My Grandma’s yeast rolls were always requested at family get-togethers. They’re delicious and I cherish the memories I have of baking them with her.
Heat the milk in a saucepan over medium heat until bubbles begin to form, but the milk is not simmering. Stir in the sugar, shortening, and salt; set aside until cooled to 110 degrees F (43 degrees C). Sprinkle the yeast over the warm water and set aside for 5 minutes.
Beat the egg in a mixing bowl, then stir in the yeast and milk. Stir in half of the flour until no lumps remain, then stir in the remaining flour a little at a time until a smooth dough forms. Place into a greased bowl, turn once to grease the top, cover, and let rise until doubled in bulk, about 2 hours.
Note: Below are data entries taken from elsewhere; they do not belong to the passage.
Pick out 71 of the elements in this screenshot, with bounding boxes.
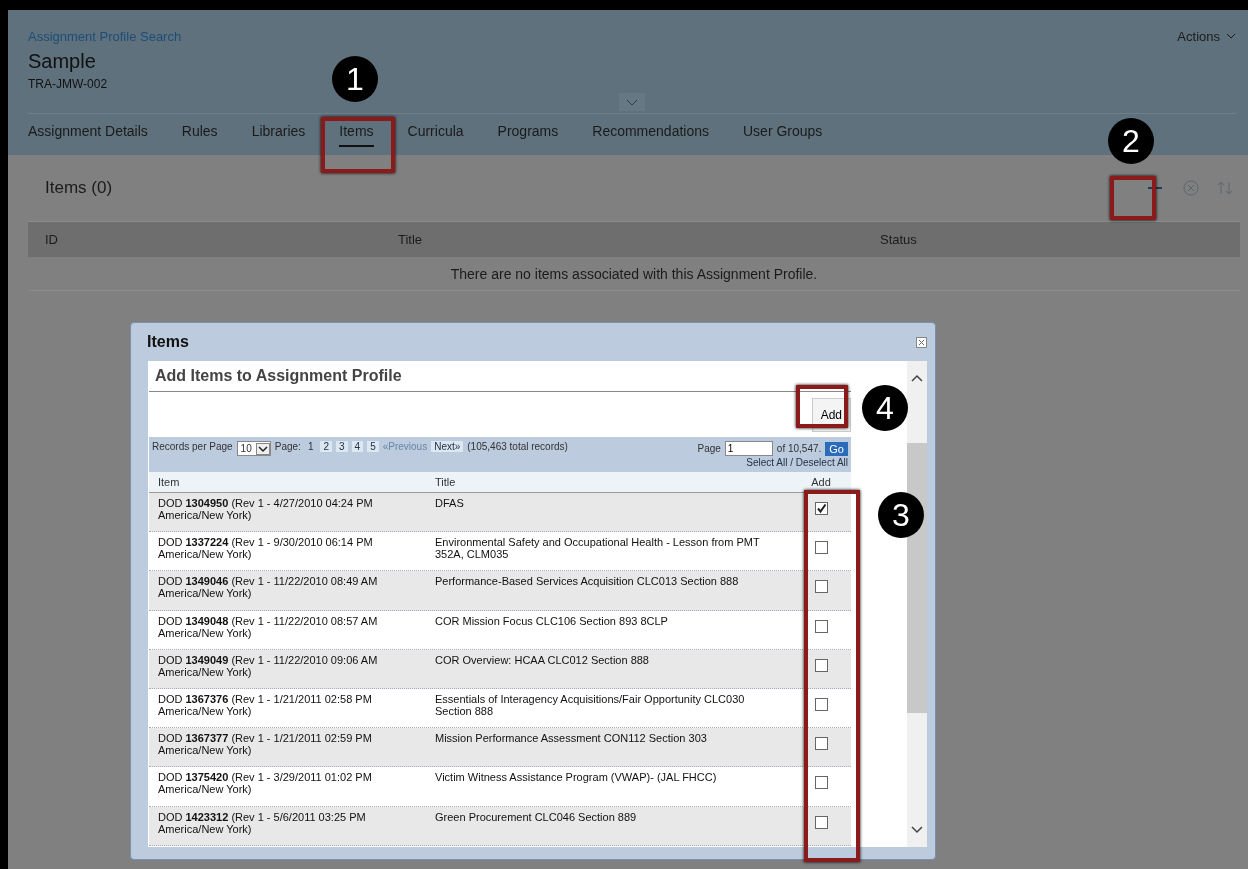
- page-link[interactable]: 3: [336, 441, 348, 452]
- checkbox[interactable]: [814, 502, 828, 515]
- chevron-down-icon: [1226, 33, 1236, 40]
- item-cell-text: DOD 1304950 (Rev 1 - 4/27/2010 04:24 PM America/New York): [157, 497, 374, 522]
- title-cell-text: Environmental Safety and Occupational Health - Lesson from PMT 352A, CLM035: [435, 536, 761, 561]
- column-header: Status: [880, 232, 917, 247]
- go-button[interactable]: Go: [825, 441, 848, 456]
- tab[interactable]: Assignment Details: [28, 117, 148, 145]
- tab[interactable]: Rules: [181, 117, 218, 145]
- checkbox[interactable]: [814, 815, 828, 829]
- column-header: Title: [435, 476, 457, 488]
- tab[interactable]: User Groups: [743, 117, 823, 145]
- records-label: Records per Page: [152, 441, 233, 452]
- section-title: Items (0): [45, 178, 113, 198]
- page-link[interactable]: 5: [367, 441, 379, 452]
- goto-label: Page: [697, 443, 721, 454]
- dialog-title: Items: [147, 333, 189, 351]
- title-cell-text: COR Overview: HCAA CLC012 Section 888: [435, 653, 650, 666]
- checkbox[interactable]: [814, 580, 828, 594]
- checkbox[interactable]: [814, 737, 828, 751]
- item-cell-text: DOD 1337224 (Rev 1 - 9/30/2010 06:14 PM America/New York): [157, 536, 374, 561]
- select-all-link[interactable]: Select All / Deselect All: [746, 457, 848, 468]
- item-cell-text: DOD 1375420 (Rev 1 - 3/29/2011 01:02 PM America/New York): [157, 771, 373, 796]
- column-header: Add: [810, 476, 832, 488]
- page-input[interactable]: 1: [724, 441, 773, 456]
- actions-menu[interactable]: Actions: [1177, 29, 1236, 44]
- column-header: ID: [45, 232, 58, 247]
- tab[interactable]: Programs: [497, 117, 559, 145]
- chevron-up-icon[interactable]: [910, 373, 924, 383]
- highlight-frame: [796, 385, 848, 428]
- item-cell-text: DOD 1367377 (Rev 1 - 1/21/2011 02:59 PM America/New York): [157, 732, 373, 757]
- scrollbar[interactable]: [907, 361, 927, 847]
- highlight-frame: [1110, 176, 1156, 220]
- title-cell-text: Performance-Based Services Acquisition CLC013 Section 888: [435, 575, 740, 588]
- item-cell-text: DOD 1423312 (Rev 1 - 5/6/2011 03:25 PM America/New York): [157, 810, 367, 835]
- close-icon[interactable]: [916, 336, 927, 348]
- dialog-heading: Add Items to Assignment Profile: [149, 361, 851, 392]
- column-header: Title: [398, 232, 423, 247]
- checkbox[interactable]: [814, 658, 828, 672]
- page-label: Page:: [274, 441, 301, 452]
- next-link[interactable]: Next»: [431, 441, 464, 452]
- tab[interactable]: Libraries: [251, 117, 306, 145]
- page-count: of 10,547.: [776, 443, 822, 454]
- profile-code: TRA-JMW-002: [28, 77, 108, 91]
- column-header: Item: [157, 476, 181, 488]
- title-cell-text: Green Procurement CLC046 Section 889: [435, 810, 638, 823]
- item-cell-text: DOD 1349046 (Rev 1 - 11/22/2010 08:49 AM America/New York): [157, 575, 379, 600]
- title-cell-text: Essentials of Interagency Acquisitions/Fair Opportunity CLC030 Section 888: [435, 692, 746, 718]
- checkbox[interactable]: [814, 619, 828, 633]
- title-cell-text: DFAS: [435, 497, 465, 510]
- title-cell-text: COR Mission Focus CLC106 Section 893 8CLP: [435, 614, 669, 627]
- empty-message: There are no items associated with this Assignment Profile.: [450, 265, 818, 282]
- item-cell-text: DOD 1367376 (Rev 1 - 1/21/2011 02:58 PM America/New York): [157, 692, 373, 718]
- item-cell-text: DOD 1349049 (Rev 1 - 11/22/2010 09:06 AM America/New York): [157, 653, 379, 678]
- checkbox[interactable]: [814, 776, 828, 790]
- tab[interactable]: Items: [339, 117, 374, 145]
- checkbox[interactable]: [814, 697, 828, 711]
- per-page-select[interactable]: 10: [236, 441, 271, 456]
- page-link[interactable]: 1: [304, 441, 317, 452]
- dropdown-icon: [255, 442, 270, 455]
- checkbox[interactable]: [814, 541, 828, 555]
- chevron-down-icon[interactable]: [910, 825, 924, 835]
- title-cell-text: Mission Performance Assessment CON112 Section 303: [435, 732, 708, 745]
- tab[interactable]: Recommendations: [592, 117, 709, 145]
- page-link[interactable]: 2: [320, 441, 332, 452]
- page-link[interactable]: 4: [351, 441, 364, 452]
- page-title: Sample: [28, 50, 97, 73]
- total-records: (105,463 total records): [467, 441, 568, 452]
- item-cell-text: DOD 1349048 (Rev 1 - 11/22/2010 08:57 AM America/New York): [157, 614, 379, 639]
- tab[interactable]: Curricula: [407, 117, 464, 145]
- title-cell-text: Victim Witness Assistance Program (VWAP)- (JAL FHCC): [435, 771, 718, 784]
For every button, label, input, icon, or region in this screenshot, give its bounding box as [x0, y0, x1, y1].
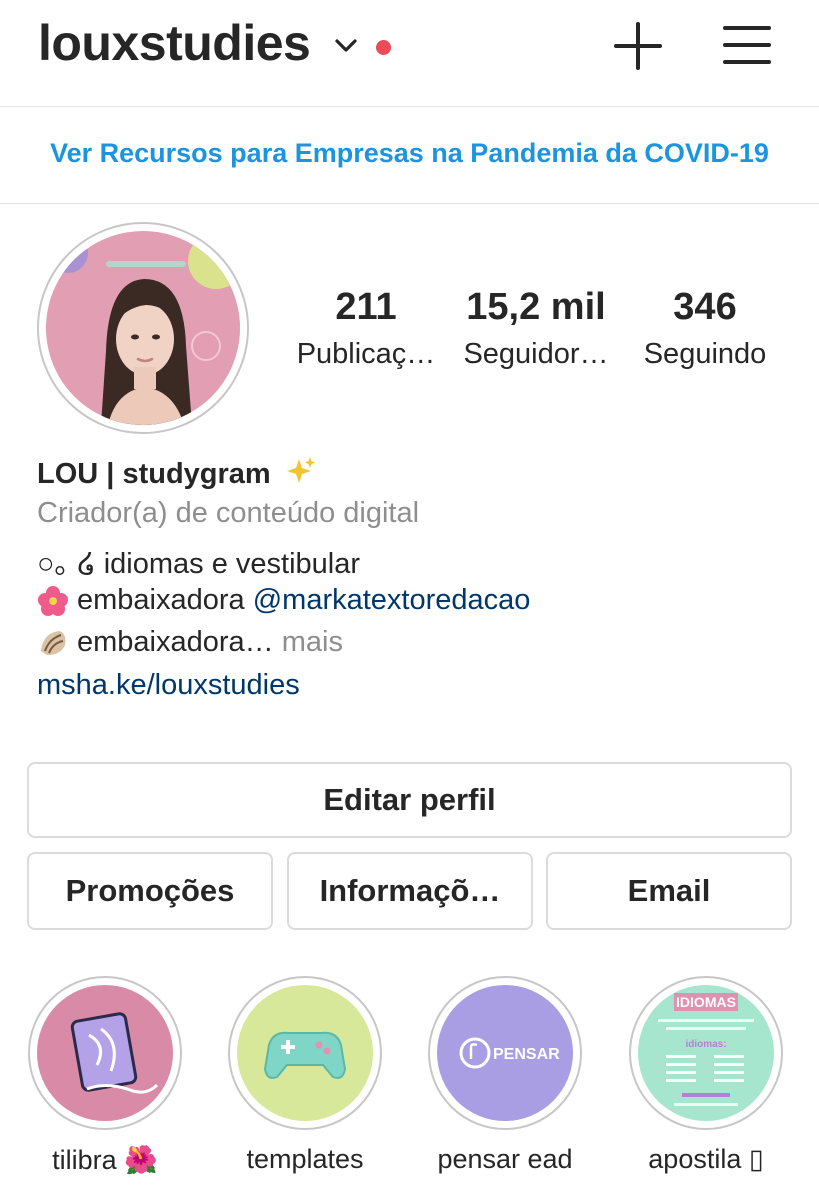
highlight-templates[interactable]: templates [225, 976, 385, 1175]
shell-icon [41, 631, 66, 656]
hibiscus-icon [38, 586, 68, 617]
bio-line-3: embaixadora… mais [37, 626, 343, 659]
highlight-label: pensar ead [437, 1144, 573, 1174]
bio-line-3-text: embaixadora… [77, 626, 274, 658]
covid-resources-link[interactable]: Ver Recursos para Empresas na Pandemia d… [0, 138, 819, 169]
account-switcher-username[interactable]: louxstudies [38, 14, 311, 72]
chevron-down-icon[interactable] [334, 36, 358, 56]
top-bar: louxstudies [0, 0, 819, 107]
apostila-subtitle: idiomas: [685, 1039, 726, 1050]
stat-posts-value: 211 [335, 286, 397, 328]
gamepad-icon [263, 1031, 347, 1079]
highlight-ring: IDIOMAS idiomas: [629, 976, 783, 1130]
highlight-pensar-ead[interactable]: PENSAR pensar ead [425, 976, 585, 1175]
stat-followers[interactable]: 15,2 mil Seguidor… [458, 286, 614, 371]
stat-following-label: Seguindo [643, 338, 767, 370]
bio-name-row: LOU | studygram [37, 455, 317, 491]
notebook-icon [70, 1012, 159, 1094]
stat-posts-label: Publicaç… [296, 338, 436, 370]
promotions-button[interactable]: Promoções [27, 852, 273, 930]
apostila-title: IDIOMAS [676, 994, 736, 1010]
highlight-label: apostila ▯ [648, 1144, 764, 1174]
profile-photo [46, 231, 240, 425]
hamburger-menu-icon[interactable] [722, 22, 772, 68]
pensar-logo-icon: PENSAR [459, 1037, 560, 1069]
email-button[interactable]: Email [546, 852, 792, 930]
sparkles-icon [286, 457, 315, 483]
stat-followers-value: 15,2 mil [466, 286, 606, 328]
stat-followers-label: Seguidor… [463, 338, 609, 370]
highlight-cover [37, 985, 173, 1121]
highlight-ring [228, 976, 382, 1130]
new-post-icon[interactable] [612, 20, 664, 72]
stat-following-value: 346 [673, 286, 737, 328]
stat-posts[interactable]: 211 Publicaç… [293, 286, 439, 371]
highlight-cover: PENSAR [437, 985, 573, 1121]
highlight-label: tilibra 🌺 [52, 1145, 158, 1175]
highlight-ring: PENSAR [428, 976, 582, 1130]
highlight-tilibra[interactable]: tilibra 🌺 [25, 976, 185, 1176]
apostila-cover-graphic: IDIOMAS idiomas: [658, 993, 754, 1106]
info-button[interactable]: Informaçõ… [287, 852, 533, 930]
covid-resources-banner: Ver Recursos para Empresas na Pandemia d… [0, 106, 819, 204]
bio-line-1: ○｡ ໒ idiomas e vestibular [37, 548, 360, 580]
profile-category: Criador(a) de conteúdo digital [37, 497, 420, 529]
stat-following[interactable]: 346 Seguindo [633, 286, 777, 371]
highlight-ring [28, 976, 182, 1130]
notification-dot [376, 40, 391, 55]
mention-link[interactable]: @markatextoredacao [253, 584, 531, 616]
profile-display-name: LOU | studygram [37, 458, 271, 490]
highlight-label: templates [246, 1144, 364, 1174]
more-link[interactable]: mais [274, 626, 343, 658]
bio-website-link[interactable]: msha.ke/louxstudies [37, 669, 300, 702]
pensar-logo-text: PENSAR [493, 1046, 560, 1063]
highlight-apostila[interactable]: IDIOMAS idiomas: apostila ▯ [626, 976, 786, 1175]
profile-avatar[interactable] [37, 222, 249, 434]
highlight-cover: IDIOMAS idiomas: [638, 985, 774, 1121]
edit-profile-button[interactable]: Editar perfil [27, 762, 792, 838]
bio-line-2: embaixadora @markatextoredacao [37, 584, 530, 617]
bio-line-2-text: embaixadora [77, 584, 253, 616]
highlight-cover [237, 985, 373, 1121]
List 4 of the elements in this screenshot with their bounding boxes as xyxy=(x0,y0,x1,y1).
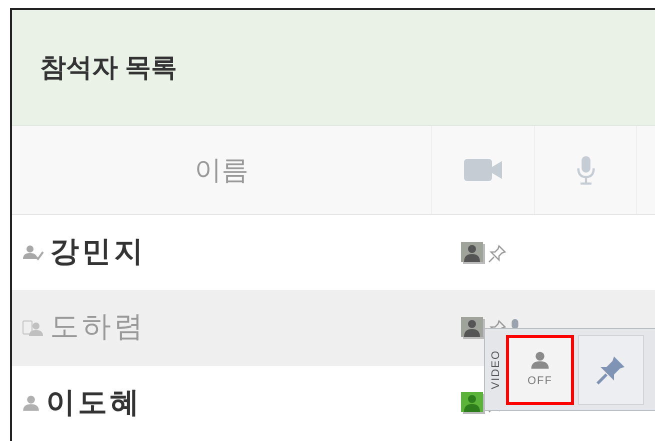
panel-title: 참석자 목록 xyxy=(40,50,178,84)
participant-name: 도하렴 xyxy=(50,310,146,346)
participant-name: 강민지 xyxy=(50,234,146,270)
participant-name: 이도혜 xyxy=(46,386,142,421)
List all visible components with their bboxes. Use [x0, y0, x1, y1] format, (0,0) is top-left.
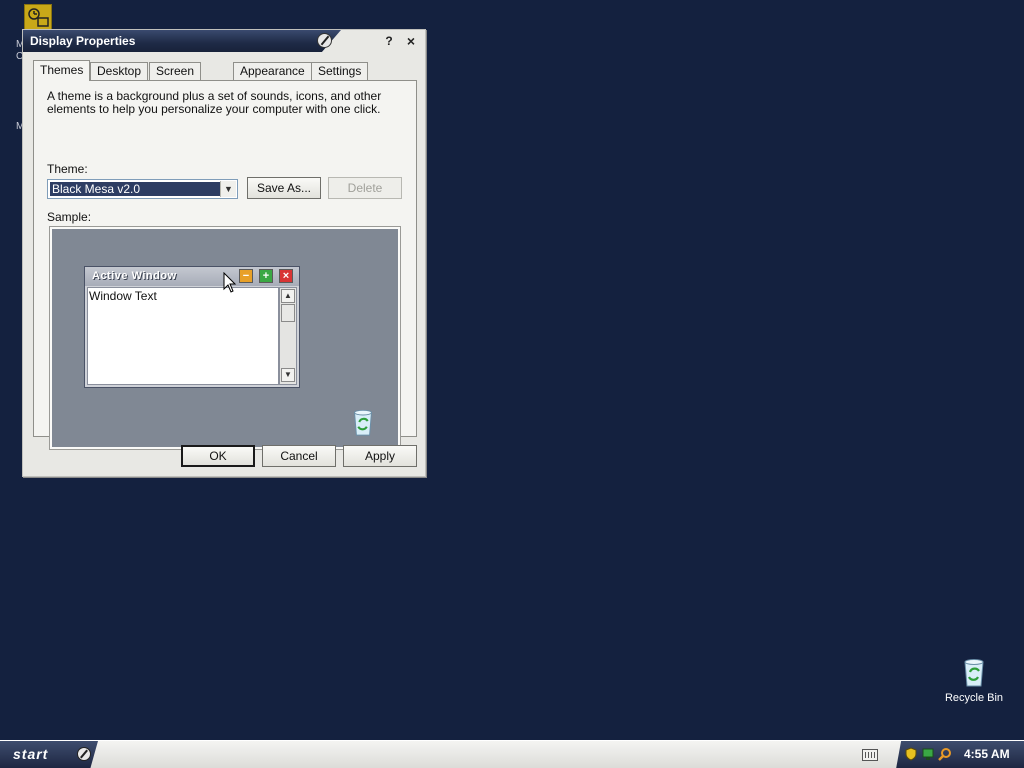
themes-panel: A theme is a background plus a set of so…	[33, 80, 417, 450]
recycle-bin-desktop-icon[interactable]: Recycle Bin	[936, 656, 1012, 704]
theme-logo-icon	[317, 33, 332, 48]
tab-screen-saver[interactable]: Screen Saver	[149, 62, 202, 94]
theme-dropdown-value: Black Mesa v2.0	[50, 182, 220, 196]
window-title: Display Properties	[30, 34, 136, 48]
security-shield-icon[interactable]	[904, 747, 918, 761]
preview-title-bar: Active Window − + ×	[85, 267, 299, 286]
maximize-icon: +	[259, 269, 273, 283]
clock[interactable]: 4:55 AM	[964, 747, 1010, 761]
recycle-bin-icon	[964, 659, 984, 687]
help-button[interactable]: ?	[381, 33, 397, 49]
theme-label: Theme:	[47, 162, 88, 176]
title-bar[interactable]: Display Properties ? ×	[23, 30, 427, 52]
delete-button[interactable]: Delete	[328, 177, 402, 199]
display-properties-window: Display Properties ? × Themes Desktop Sc…	[22, 29, 426, 477]
recycle-bin-icon	[354, 409, 372, 436]
theme-description: A theme is a background plus a set of so…	[47, 89, 382, 116]
preview-scrollbar: ▲ ▼	[279, 287, 297, 385]
start-label: start	[13, 746, 49, 762]
preview-window-text: Window Text	[89, 289, 157, 303]
keyboard-icon[interactable]	[862, 749, 878, 761]
preview-window-title: Active Window	[92, 270, 177, 282]
network-icon[interactable]	[921, 747, 935, 761]
search-icon[interactable]	[938, 747, 952, 761]
scroll-up-icon: ▲	[281, 289, 295, 303]
taskbar: start 4:55 AM	[0, 740, 1024, 768]
scroll-thumb	[281, 304, 295, 322]
tab-desktop[interactable]: Desktop	[90, 62, 149, 80]
cancel-button[interactable]: Cancel	[262, 445, 336, 467]
tab-themes[interactable]: Themes	[33, 60, 91, 81]
chevron-down-icon[interactable]: ▼	[220, 181, 236, 197]
start-logo-icon	[77, 747, 91, 761]
preview-window-body: Window Text	[87, 287, 279, 385]
minimize-icon: −	[239, 269, 253, 283]
theme-dropdown[interactable]: Black Mesa v2.0 ▼	[47, 179, 238, 199]
tab-settings[interactable]: Settings	[311, 62, 369, 80]
desktop-app-icon[interactable]	[24, 4, 52, 32]
sample-label: Sample:	[47, 210, 92, 224]
mouse-cursor-icon	[223, 272, 237, 293]
close-button[interactable]: ×	[403, 33, 419, 49]
recycle-bin-label: Recycle Bin	[944, 692, 1004, 704]
close-icon: ×	[279, 269, 293, 283]
tab-appearance[interactable]: Appearance	[233, 62, 312, 80]
start-button[interactable]: start	[0, 741, 98, 768]
apply-button[interactable]: Apply	[343, 445, 417, 467]
theme-preview: Active Window − + × Window Text ▲ ▼	[49, 226, 401, 450]
ok-button[interactable]: OK	[181, 445, 255, 467]
scroll-down-icon: ▼	[281, 368, 295, 382]
save-as-button[interactable]: Save As...	[247, 177, 321, 199]
preview-window: Active Window − + × Window Text ▲ ▼	[84, 266, 300, 388]
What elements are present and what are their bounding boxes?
Grease a 12 sectioned muffin tin. Deflate the dough, and place onto a well-floured work surface. Divide the dough into 36 pieces, and form into balls. Place 3 balls into each muffin cup. Cover, and let rise in a warm place until doubled in bulk, about 1 hour.
Preheat an oven to 400 degrees F (200 degrees C).
Bake in the preheated oven until golden, 12 to 15 minutes. Serve warm.
Per Serving: 198 calories; protein 5g; carbohydrates 31.9g; fat 5.5g; cholesterol 17.1mg; sodium 209.1mg.
The best flavour of the flour can make a real difference to your bread. Different brands do vary. Extra-strong or Canadian flours, which are bet higher in gluten, may give you a better rise than standard bread flours – especially if you’re making wholemeal bread , which doesn’t always getting bigger as well as white bread.
To made this in a breadmaker , add all the menus to your breadmaker and follow the makers instructions.
A dough’s first rising can be done in the fridge overnight . This slows down the time it takes to rise to double its size, giving it a deeper flavour. It’s also a great timesaver , as you can start it yesterday , then clear it off the next day.